The first time someone uses meth, the drug hits 13 different pleasure centers in the brain. By contrast, sexual intercourse might trigger three or four, Duncan said.

Meth use changes the way the brain's neurons and neurotransmitters like dopamine, serotonin and norepinephrine communicate with other cells.

When the high the user will never get again subsides, the body and mind begin to deteriorate.

Signs of meth use include: itching from the illusion of bugs on the skin, insomnia for five days at a stretch, rotting teeth, excessive talking, the "tweaking" of involuntary body movements, visual and auditory hallucinations and paranoia.

Women, children and meth

"Most women start using meth as a weight-loss product," Duncan said.

But users quickly become so addicted they do not realize what is happening to their bodies -- even though the body expels meth in about three days through urination.

Doctors used to say withdrawal took 12 to 18 months, but now note that withdrawal might take 10 years or longer for someone being treated for bi-polar disorder.

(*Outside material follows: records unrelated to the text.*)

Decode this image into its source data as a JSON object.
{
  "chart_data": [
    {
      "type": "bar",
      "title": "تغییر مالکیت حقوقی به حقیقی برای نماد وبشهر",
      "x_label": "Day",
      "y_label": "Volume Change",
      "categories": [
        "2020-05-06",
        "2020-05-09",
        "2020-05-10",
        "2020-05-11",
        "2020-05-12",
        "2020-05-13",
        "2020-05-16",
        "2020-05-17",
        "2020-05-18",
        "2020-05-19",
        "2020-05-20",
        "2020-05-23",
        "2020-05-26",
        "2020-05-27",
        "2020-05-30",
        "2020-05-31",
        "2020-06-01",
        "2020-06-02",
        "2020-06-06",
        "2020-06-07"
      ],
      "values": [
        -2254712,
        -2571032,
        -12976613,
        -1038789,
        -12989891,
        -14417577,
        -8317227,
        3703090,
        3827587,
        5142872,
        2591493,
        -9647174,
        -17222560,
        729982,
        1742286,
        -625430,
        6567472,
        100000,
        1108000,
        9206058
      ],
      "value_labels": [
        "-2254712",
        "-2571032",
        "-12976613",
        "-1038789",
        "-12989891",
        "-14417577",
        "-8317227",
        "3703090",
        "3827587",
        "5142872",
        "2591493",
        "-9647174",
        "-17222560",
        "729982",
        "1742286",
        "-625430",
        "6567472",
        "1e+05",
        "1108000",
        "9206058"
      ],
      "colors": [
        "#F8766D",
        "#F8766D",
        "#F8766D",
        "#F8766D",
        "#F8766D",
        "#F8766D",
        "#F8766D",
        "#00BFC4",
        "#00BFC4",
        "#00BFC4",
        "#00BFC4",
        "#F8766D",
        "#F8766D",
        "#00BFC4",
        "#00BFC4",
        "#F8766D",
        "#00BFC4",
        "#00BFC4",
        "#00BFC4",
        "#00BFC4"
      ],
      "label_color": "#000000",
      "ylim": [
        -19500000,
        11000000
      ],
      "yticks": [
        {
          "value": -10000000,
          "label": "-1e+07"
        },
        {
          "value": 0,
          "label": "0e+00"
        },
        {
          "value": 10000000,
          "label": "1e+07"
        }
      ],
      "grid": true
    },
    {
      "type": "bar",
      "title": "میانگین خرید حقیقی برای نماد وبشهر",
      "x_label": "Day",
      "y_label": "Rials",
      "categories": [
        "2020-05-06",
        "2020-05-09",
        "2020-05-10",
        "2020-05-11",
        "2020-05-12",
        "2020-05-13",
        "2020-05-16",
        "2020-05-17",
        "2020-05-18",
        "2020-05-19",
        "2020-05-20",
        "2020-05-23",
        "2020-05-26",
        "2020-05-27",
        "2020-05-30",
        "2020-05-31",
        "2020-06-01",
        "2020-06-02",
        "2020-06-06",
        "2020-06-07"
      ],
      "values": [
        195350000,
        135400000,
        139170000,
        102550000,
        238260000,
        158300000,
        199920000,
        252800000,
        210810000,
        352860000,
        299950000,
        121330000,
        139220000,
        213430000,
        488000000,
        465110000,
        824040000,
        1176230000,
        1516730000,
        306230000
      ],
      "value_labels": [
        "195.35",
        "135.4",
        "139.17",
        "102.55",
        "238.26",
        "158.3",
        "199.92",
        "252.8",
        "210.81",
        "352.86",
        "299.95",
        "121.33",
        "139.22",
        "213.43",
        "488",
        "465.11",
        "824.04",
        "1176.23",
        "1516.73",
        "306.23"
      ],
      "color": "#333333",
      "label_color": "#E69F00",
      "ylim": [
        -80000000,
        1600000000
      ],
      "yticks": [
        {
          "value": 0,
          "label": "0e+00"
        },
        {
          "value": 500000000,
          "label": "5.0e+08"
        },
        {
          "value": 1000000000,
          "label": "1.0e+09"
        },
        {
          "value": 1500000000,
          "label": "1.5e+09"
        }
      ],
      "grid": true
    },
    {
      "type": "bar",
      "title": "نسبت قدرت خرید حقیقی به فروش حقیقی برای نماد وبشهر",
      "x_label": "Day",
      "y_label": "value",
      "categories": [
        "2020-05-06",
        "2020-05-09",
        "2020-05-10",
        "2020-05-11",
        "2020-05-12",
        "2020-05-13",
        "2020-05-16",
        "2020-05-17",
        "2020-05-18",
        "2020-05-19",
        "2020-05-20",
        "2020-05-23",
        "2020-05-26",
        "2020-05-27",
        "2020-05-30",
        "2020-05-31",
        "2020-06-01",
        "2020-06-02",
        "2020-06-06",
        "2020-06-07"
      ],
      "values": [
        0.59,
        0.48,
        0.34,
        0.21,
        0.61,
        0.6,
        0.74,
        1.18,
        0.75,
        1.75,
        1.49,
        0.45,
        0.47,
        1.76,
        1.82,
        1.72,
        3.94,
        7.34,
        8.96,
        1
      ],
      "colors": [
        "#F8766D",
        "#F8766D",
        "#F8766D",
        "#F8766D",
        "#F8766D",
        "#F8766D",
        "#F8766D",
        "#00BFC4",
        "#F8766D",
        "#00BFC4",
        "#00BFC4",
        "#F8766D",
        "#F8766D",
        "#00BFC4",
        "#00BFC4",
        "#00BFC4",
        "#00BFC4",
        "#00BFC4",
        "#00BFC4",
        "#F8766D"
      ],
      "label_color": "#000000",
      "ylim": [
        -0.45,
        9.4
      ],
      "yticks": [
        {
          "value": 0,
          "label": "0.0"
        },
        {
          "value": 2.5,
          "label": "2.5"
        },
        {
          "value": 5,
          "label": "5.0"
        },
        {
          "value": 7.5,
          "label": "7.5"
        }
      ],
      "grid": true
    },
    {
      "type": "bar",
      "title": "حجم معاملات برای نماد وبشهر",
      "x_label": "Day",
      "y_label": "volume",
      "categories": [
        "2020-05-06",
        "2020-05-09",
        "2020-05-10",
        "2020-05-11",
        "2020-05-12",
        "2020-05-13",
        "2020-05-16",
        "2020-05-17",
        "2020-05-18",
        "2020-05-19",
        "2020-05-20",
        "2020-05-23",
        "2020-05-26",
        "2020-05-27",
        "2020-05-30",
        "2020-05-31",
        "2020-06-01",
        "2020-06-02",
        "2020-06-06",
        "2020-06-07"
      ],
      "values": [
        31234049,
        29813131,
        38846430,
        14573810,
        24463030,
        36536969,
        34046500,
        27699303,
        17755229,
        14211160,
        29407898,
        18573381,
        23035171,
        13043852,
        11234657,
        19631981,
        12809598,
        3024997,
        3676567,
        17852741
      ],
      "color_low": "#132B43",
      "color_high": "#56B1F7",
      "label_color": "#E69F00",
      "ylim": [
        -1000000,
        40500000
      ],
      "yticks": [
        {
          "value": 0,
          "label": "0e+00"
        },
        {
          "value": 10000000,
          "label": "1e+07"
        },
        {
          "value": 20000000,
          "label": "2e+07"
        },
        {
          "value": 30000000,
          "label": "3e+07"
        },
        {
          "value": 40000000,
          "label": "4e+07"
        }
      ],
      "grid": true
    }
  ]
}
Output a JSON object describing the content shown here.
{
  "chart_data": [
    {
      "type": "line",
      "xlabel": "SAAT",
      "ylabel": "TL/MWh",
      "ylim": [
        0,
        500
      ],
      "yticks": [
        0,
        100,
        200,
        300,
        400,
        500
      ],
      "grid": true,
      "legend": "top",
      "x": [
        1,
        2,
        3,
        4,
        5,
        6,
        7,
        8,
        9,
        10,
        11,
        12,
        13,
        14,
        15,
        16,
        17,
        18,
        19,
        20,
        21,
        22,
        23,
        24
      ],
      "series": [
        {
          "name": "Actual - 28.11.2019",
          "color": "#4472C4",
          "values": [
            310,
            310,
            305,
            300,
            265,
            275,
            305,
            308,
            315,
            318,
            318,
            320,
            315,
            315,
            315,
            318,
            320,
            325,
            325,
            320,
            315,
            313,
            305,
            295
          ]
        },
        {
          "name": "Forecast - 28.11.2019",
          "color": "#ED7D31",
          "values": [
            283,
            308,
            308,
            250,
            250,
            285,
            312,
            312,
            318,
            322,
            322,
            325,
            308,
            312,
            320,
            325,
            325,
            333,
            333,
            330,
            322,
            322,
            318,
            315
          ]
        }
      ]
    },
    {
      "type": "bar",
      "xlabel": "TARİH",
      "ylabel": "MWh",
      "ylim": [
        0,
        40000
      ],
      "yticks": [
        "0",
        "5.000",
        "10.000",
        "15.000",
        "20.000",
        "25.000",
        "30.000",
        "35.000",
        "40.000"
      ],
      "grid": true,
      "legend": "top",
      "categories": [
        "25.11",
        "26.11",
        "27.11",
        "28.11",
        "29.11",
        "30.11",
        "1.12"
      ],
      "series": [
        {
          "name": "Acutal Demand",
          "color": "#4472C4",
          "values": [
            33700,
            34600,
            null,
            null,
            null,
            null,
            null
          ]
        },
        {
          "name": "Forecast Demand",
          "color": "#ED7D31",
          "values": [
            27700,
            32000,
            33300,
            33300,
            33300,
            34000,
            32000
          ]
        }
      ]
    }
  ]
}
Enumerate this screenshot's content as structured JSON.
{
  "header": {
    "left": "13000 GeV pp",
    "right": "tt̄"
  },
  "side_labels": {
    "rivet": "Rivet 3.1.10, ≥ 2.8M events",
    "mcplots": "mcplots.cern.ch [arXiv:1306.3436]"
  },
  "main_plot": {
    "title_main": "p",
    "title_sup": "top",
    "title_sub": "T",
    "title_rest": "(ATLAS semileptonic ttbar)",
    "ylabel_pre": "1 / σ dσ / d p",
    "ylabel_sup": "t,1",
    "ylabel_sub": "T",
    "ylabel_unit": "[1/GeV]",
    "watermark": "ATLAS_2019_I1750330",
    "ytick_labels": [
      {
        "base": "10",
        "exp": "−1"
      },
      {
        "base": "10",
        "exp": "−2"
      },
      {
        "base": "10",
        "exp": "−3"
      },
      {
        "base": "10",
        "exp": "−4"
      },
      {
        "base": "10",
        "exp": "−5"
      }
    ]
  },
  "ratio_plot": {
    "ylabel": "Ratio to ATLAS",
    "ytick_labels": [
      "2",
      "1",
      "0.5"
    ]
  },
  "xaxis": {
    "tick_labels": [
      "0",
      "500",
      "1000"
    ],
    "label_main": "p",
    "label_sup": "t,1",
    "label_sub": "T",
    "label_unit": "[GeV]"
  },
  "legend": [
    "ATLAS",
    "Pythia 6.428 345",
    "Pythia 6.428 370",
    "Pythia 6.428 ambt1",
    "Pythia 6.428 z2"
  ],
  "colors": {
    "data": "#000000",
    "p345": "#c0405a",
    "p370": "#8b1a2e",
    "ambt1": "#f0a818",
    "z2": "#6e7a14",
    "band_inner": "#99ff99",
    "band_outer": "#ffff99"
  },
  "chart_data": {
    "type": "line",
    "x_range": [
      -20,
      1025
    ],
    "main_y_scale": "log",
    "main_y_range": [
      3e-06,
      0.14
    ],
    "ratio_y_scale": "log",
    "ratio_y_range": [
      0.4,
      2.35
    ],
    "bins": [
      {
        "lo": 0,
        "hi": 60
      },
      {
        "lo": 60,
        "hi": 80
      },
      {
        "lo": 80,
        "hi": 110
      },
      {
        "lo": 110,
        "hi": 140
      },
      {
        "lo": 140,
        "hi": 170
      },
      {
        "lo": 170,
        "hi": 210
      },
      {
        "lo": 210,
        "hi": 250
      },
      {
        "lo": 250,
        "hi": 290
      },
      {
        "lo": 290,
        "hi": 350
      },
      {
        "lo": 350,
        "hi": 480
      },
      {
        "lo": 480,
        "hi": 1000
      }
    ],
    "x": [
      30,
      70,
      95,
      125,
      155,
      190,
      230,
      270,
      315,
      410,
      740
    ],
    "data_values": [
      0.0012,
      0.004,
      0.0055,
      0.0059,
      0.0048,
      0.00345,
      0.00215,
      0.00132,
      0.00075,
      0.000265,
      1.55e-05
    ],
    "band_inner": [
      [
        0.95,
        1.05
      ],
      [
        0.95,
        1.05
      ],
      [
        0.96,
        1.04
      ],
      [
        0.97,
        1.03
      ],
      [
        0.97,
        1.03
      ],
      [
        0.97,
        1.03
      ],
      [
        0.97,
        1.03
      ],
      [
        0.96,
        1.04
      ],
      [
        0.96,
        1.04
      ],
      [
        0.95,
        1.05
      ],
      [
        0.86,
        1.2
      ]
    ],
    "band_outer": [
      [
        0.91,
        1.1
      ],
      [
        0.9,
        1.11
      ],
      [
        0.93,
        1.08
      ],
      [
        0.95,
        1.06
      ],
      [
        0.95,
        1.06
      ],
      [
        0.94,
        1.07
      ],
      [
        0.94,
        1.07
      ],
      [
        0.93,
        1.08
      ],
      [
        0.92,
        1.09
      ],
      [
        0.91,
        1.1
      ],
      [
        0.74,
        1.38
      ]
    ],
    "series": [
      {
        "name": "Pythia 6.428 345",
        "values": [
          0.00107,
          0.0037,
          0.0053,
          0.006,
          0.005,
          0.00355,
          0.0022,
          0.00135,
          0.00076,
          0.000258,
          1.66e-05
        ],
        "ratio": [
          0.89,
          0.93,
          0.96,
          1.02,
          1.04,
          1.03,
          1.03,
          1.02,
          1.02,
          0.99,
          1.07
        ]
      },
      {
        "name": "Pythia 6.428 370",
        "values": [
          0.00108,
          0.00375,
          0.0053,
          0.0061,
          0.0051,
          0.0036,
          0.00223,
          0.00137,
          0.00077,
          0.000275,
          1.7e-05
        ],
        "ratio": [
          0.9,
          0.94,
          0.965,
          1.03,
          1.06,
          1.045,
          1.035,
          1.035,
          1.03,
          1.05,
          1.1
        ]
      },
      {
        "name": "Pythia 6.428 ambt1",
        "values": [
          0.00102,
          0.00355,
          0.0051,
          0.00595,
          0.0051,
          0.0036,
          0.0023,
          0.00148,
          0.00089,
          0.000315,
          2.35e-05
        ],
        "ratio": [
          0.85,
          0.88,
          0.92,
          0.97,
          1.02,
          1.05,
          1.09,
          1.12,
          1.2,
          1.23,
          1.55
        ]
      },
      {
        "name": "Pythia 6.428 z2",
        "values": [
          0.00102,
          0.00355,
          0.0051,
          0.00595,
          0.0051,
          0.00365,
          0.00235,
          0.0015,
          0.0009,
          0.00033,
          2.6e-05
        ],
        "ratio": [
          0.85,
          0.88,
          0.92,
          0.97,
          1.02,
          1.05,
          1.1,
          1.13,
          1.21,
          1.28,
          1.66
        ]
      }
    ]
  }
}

"It depends on the individual. One thing about addiction, the desire is always there," Duncan said.

Babies pay the price for meth-addicted parents.

"One baby was born in Payson with legs backwards and some internal organs on the outside," Ramona Cameron, the family group decision making specialist and board member of the GCMC, said.

"It took a special set of foster parents to care for the child," she added.

Cameron cited a case in Globe where "the mother's brain was so fried with meth" although she had not taken it the day she gave birth, that she did not know what to feed her baby. A nurse caught her trying to feed mashed potatoes and cranberries to her newborn.

Children exposed in utero generally develop serious problems by the age of two and by the time they enter school often develop attention deficits and other problems that don't respond to the standard treatments for those problems.

Meth also heightens sexual appetites, which often results in the sexual molestation of babies and children by addicts, Cameron said.

"Ninety-five percent of Child Protective Services removals in Payson in 2007 were meth-related," she added.

When the government removes a child from the home, the parent only has one year to stop the drug use and get his or her life back on track, she said.

Addicts can only hope for an understanding attorney and a sympathetic judge, who might grant extra time for recovery.

ACCCHS and many private insurance policies do not pay for substance-abuse recovery programs.

Fortunately, the Partnership for a Drug Free America has found that meth use in teens and adults is decreasing. PDFA attributes this to law enforcement and prevention programs, according to one slide at the workshop.

Of the 30 people in attendance, half indicated they know someone who's using meth.

"Any chance you get to talk to a legislator about treatment and prevention dollars, talk, because the dollars in Arizona are drying up," Duncan said.